Low Dose of Cyanidin-3-O-Glucoside Alleviated Dextran Sulfate Sodium-Induced Colitis, Mediated by CD169+ Macrophage Pathway.
Inflamm Bowel Dis. 2019 Aug 20 ;25(9):1510-1521. PMID: 31107535
BACKGROUND: Inflammatory bowel disease (IBD) is a chronic disease of the intestinal tract in which excessive activation of inflammatory response is correlated. Cyanidin-3-O-glucoside (C3G) is a powerful anti-inflammatory agent, widely existing in fruits and vegetables. However, the role of C3G has rarely been investigated in dextran sulfate sodium (DSS)-induced colitis.
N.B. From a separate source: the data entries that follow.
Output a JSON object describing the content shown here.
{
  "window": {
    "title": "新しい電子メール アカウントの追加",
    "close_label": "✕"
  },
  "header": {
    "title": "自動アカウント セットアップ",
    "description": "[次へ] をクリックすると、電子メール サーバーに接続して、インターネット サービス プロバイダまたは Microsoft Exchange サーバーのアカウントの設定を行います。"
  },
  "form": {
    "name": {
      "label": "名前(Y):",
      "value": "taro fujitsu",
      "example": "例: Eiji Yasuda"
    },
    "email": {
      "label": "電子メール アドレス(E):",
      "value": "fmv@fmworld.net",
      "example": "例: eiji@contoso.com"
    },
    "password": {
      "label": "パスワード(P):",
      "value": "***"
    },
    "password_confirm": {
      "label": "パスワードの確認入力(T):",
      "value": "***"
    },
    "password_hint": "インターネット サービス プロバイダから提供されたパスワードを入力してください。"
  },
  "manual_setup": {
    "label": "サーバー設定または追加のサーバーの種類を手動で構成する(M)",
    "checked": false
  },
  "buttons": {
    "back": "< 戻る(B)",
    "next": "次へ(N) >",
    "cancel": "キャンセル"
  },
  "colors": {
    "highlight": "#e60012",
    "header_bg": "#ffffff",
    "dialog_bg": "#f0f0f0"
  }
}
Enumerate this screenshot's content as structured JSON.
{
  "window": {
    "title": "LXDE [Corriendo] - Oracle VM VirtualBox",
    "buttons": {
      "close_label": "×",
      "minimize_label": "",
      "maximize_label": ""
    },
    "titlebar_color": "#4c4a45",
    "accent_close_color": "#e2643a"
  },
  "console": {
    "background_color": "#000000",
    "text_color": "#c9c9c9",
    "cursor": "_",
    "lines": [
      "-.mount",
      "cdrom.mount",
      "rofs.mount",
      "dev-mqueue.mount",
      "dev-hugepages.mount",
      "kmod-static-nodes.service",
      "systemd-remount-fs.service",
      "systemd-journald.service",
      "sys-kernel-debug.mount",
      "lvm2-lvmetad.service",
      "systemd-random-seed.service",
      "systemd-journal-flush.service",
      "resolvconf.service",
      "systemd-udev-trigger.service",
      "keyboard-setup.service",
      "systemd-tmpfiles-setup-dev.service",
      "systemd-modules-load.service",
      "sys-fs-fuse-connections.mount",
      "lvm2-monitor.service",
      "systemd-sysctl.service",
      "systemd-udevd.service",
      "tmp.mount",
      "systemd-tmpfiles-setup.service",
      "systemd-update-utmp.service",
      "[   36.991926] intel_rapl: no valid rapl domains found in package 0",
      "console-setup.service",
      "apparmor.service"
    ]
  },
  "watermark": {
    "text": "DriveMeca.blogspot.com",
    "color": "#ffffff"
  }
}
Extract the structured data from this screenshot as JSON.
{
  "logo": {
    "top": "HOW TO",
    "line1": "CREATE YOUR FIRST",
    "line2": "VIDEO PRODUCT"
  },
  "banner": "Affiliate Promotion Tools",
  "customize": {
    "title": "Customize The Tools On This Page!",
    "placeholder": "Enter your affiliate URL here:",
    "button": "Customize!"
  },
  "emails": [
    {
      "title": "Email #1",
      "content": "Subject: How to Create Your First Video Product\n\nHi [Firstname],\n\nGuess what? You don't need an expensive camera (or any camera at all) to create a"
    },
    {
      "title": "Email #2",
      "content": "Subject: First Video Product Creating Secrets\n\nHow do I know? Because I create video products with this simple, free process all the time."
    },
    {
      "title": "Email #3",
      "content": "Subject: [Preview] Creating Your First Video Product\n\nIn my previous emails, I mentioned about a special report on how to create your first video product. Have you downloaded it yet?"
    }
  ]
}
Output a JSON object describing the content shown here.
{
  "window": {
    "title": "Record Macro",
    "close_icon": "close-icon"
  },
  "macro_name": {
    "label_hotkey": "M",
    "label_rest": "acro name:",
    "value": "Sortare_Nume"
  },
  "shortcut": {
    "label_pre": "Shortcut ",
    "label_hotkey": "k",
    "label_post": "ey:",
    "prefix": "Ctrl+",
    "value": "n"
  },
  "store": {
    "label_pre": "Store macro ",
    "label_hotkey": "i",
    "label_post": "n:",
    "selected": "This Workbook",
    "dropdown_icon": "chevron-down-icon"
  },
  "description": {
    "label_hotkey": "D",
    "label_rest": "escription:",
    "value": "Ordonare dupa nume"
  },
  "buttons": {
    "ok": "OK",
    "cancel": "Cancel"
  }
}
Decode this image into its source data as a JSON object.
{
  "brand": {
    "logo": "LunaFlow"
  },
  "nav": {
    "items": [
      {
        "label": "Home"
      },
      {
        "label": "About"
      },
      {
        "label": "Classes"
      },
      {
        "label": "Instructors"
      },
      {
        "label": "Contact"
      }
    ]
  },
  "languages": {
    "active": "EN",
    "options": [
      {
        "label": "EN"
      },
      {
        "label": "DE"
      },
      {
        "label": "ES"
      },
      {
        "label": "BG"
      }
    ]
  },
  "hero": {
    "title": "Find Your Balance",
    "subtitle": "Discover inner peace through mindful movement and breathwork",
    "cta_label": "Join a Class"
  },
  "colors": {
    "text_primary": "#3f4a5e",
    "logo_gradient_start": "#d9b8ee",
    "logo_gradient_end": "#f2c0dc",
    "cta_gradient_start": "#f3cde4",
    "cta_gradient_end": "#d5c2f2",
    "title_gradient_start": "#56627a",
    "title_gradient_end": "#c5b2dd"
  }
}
METHODS: In an attempt to elucidate the possible mechanism of IBD and develop new efficient therapeutic methods for colitis, we evaluated the effects of C3G on DSS-induced colitis. DSS-induced colitic C57BL/6 mice were intraperitoneal injected with 1ug C3G or phosphate buffer every 2 days, a total of 3 times; the changes in macrophages and regular T cells were analyzed by flow cytometry and immunofluorescence. Cytokines and chemokines were measured by real-time quantitative polymerase chain reaction.
RESULTS: The results showed that C3G treatment did not cause changes in body weight and colon length as much as those of DSS-treated mice only. Cytokine expression levels such as interleukin (IL)- 6, IL-1β, IL-18, tumor necrosis factor α, interferon γ (IFN γ) in colons and mesenteric lymph nodes (mLNs) from C3G-treated mice were lower than those from colitic mice. Meanwhile, C3G injection inhibited the decrease in CCL22 levels and Tregs induction in colitic mice. Furthermore, the activation of macrophages by LPS and increase of CD169+ cells induced by type I IFN could be inhibited by C3G directly in vitro.
CONCLUSIONS: The study is the first to demonstrate strong effects of C3G to alleviate DSS-induced colonic damage in mice. The effect of C3G on DSS-induced colitis clearly showed a decrease of CD169+ macrophages in both the colon and mLNs. An increase of CD169+ cells induced by type I IFN could be inhibited by C3G. All these data suggest that the role of C3G in colitic inflammation was mediated at least partially by CD169+ cells and the type I IFN pathway.